Mike argues people talk about "agents" as if it’s one thing, when in practice a guided coding system like Claude Code or Codex is very different from a persistent autonomous setup like OpenClaw. That distinction matters because not using a 24/7 always-on agent doesn’t mean you’re behind; it may just mean your use case is better served by supervised, in-the-loop systems that are easier to control.

The pricing model nobody can explain yet

The strongest thesis in the back half is that current pricing makes no business sense. Mike says he has no idea whether a persistent agent should cost 5 cents or $5,000 a month, and Paul pushes it further: if an agent truly does the work of a customer success hire, SDR, or three employees combined, vendors will eventually charge more like replacement value than $20-per-seat SaaS. His line is blunt and memorable: if a tool created $300,000 a year in value, paying $3,000 a month would feel obvious.

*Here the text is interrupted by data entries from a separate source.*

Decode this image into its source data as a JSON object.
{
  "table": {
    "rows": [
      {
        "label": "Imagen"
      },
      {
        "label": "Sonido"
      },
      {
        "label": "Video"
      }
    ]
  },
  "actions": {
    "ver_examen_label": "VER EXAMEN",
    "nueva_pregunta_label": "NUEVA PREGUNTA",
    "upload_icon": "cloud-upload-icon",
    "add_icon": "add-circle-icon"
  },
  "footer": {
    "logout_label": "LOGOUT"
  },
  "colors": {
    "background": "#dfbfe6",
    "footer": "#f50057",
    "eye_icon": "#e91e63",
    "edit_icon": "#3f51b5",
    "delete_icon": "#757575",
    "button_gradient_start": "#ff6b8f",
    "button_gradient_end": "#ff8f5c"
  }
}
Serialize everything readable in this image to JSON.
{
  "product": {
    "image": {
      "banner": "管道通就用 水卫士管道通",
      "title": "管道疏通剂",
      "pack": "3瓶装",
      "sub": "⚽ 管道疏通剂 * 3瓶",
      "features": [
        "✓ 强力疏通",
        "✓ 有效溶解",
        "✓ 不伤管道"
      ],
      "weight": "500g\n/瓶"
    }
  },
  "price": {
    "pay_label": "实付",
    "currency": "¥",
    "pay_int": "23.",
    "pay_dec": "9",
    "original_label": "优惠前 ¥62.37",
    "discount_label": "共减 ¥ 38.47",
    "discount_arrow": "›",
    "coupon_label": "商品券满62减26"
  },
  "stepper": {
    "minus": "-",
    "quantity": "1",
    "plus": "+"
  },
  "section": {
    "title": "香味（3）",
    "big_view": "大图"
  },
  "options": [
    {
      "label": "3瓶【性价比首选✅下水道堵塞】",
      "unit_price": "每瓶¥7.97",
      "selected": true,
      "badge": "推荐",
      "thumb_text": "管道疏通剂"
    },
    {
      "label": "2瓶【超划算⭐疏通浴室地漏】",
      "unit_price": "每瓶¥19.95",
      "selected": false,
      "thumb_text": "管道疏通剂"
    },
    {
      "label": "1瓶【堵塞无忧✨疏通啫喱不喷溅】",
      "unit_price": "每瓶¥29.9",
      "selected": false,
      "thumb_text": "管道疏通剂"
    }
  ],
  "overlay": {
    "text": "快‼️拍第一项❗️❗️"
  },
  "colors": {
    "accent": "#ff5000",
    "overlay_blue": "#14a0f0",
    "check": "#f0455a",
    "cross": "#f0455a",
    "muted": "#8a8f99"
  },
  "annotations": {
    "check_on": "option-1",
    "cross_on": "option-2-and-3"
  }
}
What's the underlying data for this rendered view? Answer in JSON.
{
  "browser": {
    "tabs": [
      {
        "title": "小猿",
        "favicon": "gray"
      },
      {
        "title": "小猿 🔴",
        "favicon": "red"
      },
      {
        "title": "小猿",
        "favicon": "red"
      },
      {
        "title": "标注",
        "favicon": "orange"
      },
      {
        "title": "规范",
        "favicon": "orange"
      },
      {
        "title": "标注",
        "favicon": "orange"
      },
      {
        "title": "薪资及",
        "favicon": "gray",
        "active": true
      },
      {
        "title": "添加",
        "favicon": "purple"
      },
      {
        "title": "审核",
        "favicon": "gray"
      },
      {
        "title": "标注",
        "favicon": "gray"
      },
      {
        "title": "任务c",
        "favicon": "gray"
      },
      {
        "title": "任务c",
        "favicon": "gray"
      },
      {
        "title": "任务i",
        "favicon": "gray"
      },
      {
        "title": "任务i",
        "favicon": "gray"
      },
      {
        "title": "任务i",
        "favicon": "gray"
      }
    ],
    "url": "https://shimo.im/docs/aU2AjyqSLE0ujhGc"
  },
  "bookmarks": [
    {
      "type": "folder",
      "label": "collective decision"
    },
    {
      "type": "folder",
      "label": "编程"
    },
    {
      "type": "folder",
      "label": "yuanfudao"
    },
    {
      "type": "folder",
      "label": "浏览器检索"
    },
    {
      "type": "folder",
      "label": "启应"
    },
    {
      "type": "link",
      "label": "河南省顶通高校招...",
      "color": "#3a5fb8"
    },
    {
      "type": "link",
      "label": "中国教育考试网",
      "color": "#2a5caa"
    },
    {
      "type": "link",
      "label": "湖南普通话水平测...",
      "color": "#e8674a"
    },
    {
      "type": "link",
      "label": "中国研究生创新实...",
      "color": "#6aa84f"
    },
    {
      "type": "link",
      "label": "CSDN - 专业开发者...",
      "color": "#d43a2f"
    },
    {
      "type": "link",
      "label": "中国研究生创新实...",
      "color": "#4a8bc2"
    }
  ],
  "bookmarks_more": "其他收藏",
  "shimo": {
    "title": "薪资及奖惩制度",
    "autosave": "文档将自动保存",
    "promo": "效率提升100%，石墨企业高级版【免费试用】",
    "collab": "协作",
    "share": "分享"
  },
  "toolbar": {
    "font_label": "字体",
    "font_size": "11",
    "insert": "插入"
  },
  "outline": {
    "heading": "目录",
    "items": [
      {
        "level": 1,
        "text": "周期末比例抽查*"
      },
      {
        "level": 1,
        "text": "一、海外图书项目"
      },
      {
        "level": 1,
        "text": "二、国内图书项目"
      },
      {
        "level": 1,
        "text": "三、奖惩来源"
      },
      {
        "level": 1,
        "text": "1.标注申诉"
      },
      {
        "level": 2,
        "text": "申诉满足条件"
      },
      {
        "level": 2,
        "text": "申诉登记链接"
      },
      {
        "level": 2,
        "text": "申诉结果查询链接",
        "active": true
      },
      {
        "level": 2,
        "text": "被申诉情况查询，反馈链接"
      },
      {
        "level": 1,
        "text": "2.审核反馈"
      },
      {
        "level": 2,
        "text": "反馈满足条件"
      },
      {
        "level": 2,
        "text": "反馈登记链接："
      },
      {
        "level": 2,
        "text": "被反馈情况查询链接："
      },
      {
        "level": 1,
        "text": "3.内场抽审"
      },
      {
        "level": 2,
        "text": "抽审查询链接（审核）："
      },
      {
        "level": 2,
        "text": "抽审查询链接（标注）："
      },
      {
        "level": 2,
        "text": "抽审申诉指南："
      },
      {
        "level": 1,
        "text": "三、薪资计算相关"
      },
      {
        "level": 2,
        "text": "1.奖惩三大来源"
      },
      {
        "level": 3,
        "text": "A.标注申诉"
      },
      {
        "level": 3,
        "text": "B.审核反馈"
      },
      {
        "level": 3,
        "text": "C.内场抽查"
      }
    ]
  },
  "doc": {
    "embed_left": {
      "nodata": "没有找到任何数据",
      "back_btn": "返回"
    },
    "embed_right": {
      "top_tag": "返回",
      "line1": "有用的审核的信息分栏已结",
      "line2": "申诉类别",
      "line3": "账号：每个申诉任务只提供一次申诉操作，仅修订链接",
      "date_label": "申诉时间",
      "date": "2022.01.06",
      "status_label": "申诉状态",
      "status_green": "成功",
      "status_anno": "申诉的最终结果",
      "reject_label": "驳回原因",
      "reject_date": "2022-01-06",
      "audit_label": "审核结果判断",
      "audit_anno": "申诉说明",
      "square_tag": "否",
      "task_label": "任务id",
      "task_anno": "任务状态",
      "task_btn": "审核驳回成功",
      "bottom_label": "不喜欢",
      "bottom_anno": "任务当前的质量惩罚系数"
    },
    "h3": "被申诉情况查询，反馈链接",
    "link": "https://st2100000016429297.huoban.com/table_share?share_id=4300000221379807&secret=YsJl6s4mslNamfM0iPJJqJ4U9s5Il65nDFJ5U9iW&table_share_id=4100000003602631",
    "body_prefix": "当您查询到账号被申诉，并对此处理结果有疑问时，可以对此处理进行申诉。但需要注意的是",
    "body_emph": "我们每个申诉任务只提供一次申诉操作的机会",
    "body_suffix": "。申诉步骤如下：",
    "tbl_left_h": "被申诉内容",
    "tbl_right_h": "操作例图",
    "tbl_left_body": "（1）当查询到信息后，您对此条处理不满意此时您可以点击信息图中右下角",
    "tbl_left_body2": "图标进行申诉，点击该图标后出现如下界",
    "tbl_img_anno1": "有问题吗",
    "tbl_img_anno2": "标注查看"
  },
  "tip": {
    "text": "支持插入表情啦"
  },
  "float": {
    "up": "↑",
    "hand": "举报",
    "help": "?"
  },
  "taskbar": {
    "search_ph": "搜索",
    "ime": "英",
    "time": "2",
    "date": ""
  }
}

Why "just go use agents" is bad advice for most companies

The episode closes on a sober point: most enterprises haven’t even fully exploited GPTs, standard chat, or connected data sources, let alone autonomous agents. For AI-native startups, going all-in may work; for companies on the AI margin, stuck with legacy systems, governance, talent constraints, and regulation, the smarter question may be whether to wait until the tooling gets simpler instead of overinvesting in architectures that could be obsolete in a year.